Hier, le jeune antisémite français appartenait à un mouvement d’extrême-droite, lisait Maurras et Céline. Dans les années 60, il avait l’allure d’un militant d’extrême-gauche, opposé aux puissances de l’argent et à l’expansion militaire d’Israël. Aujourd’hui, c’est le plus souvent un gamin d’origine maghrébine, qui vit dans une cité au nord de Paris, de Lyon ou de Marseille. Un gosse en échec scolaire, sans horizon professionnel, sensible aux arguments belliqueux de pseudo-imams qui sévissent dans ces ghettos et qui ne cache pas son admiration pour ceux qui ont osé prendre les armes contre les prétendus ennemis de l’Islam.
Au premier rang d’entre eux, il y a bien sûr les Juifs. Ces Juifs que la République protège alors que nous autres, Musulmans, nous sommes toujours considérés comme des citoyens de deuxième catégorie, surveillés par la police, rejetés par les employeurs. Aux griefs sempiternels contre les Juifs – l’argent, le pouvoir, le sionisme – est venu s’ajouter l’opprobre jeté sur eux dans le Coran. Il faut aussi compter avec la concurrence victimaire que leur livrent d’autres communautés d’opprimés, eux qui ne supportent plus le rappel incessant de la Shoah ou leur contestent la palme universelle de la souffrance. Non, un mal ne chasse pas l’autre, il s’y agrège et renforce le discours antisémite jusqu’à le rende explosif.
C’est ainsi que les agressions contre les Juifs se sont multipliées depuis une douzaine d’années – et pas seulement qu’en France. Dernière victime en date, Mireille Knoll, une retraitée de 85 ans lâchement assassinée, a peut-être fait déborder la coupe de l’indignation. La marche blanche qui a suivi son meurtre voici un mois excédait de beaucoup le simple cadre communautaire. Elle vient de trouver un rebondissement d’ordre intellectuel avec le manifeste contre le nouvel antisémitisme publié dimanche dernier dans le Parisien. Cette pétition, à l’initiative de Philippe Val, a été signée par plus de deux cents personnalités du monde de la culture et des idées. Encore une affaire de nantis, me dira-t-on ? De ceux qui aiment périodiquement jeter des pavés dans la mare. Et si ce n’était qu’une saine et juste réaction citoyenne ?
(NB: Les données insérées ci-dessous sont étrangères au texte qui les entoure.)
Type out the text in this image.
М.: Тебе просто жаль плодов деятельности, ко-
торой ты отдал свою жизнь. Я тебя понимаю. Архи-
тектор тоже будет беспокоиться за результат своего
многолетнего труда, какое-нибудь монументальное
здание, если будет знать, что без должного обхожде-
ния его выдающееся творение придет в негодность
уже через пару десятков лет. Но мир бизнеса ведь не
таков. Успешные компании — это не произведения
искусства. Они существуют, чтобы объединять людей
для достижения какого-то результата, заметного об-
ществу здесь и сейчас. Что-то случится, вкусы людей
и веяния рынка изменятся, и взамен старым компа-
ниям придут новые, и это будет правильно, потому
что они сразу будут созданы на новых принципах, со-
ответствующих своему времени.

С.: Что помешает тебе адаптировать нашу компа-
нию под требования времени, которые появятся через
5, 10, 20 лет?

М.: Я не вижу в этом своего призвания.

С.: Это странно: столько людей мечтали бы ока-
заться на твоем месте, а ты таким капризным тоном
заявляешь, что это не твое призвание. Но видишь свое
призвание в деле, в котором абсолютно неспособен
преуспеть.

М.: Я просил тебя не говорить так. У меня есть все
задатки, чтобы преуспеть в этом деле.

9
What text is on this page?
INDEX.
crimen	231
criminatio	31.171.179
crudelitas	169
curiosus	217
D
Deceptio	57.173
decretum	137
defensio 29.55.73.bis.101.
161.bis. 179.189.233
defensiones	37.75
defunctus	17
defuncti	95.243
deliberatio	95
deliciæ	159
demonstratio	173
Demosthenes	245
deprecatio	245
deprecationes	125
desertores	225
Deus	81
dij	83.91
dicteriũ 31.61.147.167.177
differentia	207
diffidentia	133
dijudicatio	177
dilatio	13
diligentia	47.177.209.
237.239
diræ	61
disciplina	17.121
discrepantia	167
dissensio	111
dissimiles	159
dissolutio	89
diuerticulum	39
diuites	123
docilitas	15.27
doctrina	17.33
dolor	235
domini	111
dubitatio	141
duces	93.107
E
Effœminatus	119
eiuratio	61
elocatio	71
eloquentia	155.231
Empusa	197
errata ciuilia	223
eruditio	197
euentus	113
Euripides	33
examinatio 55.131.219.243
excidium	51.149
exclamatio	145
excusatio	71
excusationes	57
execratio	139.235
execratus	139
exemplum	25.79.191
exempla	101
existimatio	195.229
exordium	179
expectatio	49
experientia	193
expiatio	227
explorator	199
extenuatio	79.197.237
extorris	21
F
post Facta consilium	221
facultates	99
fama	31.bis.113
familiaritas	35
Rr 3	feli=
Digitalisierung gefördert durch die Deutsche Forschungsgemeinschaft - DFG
Dans la liste des signataires, on trouve bien sûr des noms connus et depuis longtemps associés à ce combat – comme Alain Finkielkraut, Bernard-Henri Lévy et Georges Bensoussan. Mais il y a aussi des gens, comme Charles Aznavour, Jeannette Bougrab, Fabrice d’Almeida ou Jean-Paul Brighelli, qui ne risquent d’être suspectés d’origine israélite. Car la valeur de ce manifeste réside dans sa dimension unanimiste. C’est la nation toute entière qui est impliquée contre cette forme d’intolérance meurtrière. Il y a trop de faits avérés et, quoiqu’en disent certains, on ne peut pas les minorer au motif que d’autres communautés sont en butte, elles aussi, au racisme et aux discriminations.
A peine deux jours plus tard, conscients de la portée collective de ce texte, une trentaine d’imams et d’intellectuels musulmans co-signaient, dans le Monde, un contre-manifeste visant à minimiser la responsabilité de l’Islam dans les attaques antisémites. Une réponse attendue et qui va dans le sens du débat démocratique. Sans faire, hélas, bouger des lignes un peu trop bien établies. Il ne suffit pas de rappeler que Juifs et Musulmans ont en commun Moïse, Abraham et Jésus dans leur généalogie religieuse pour insuffler la paix dans le contexte actuel. Il faut refuser sans la moindre ambiguïté la violence contenue dans certains versets du Coran, quitte à les en expurger. En clair cela s’appelle une autocritique et il faudra, pour les élites musulmanes françaises, beaucoup de pédagogie et de courage pour y parvenir.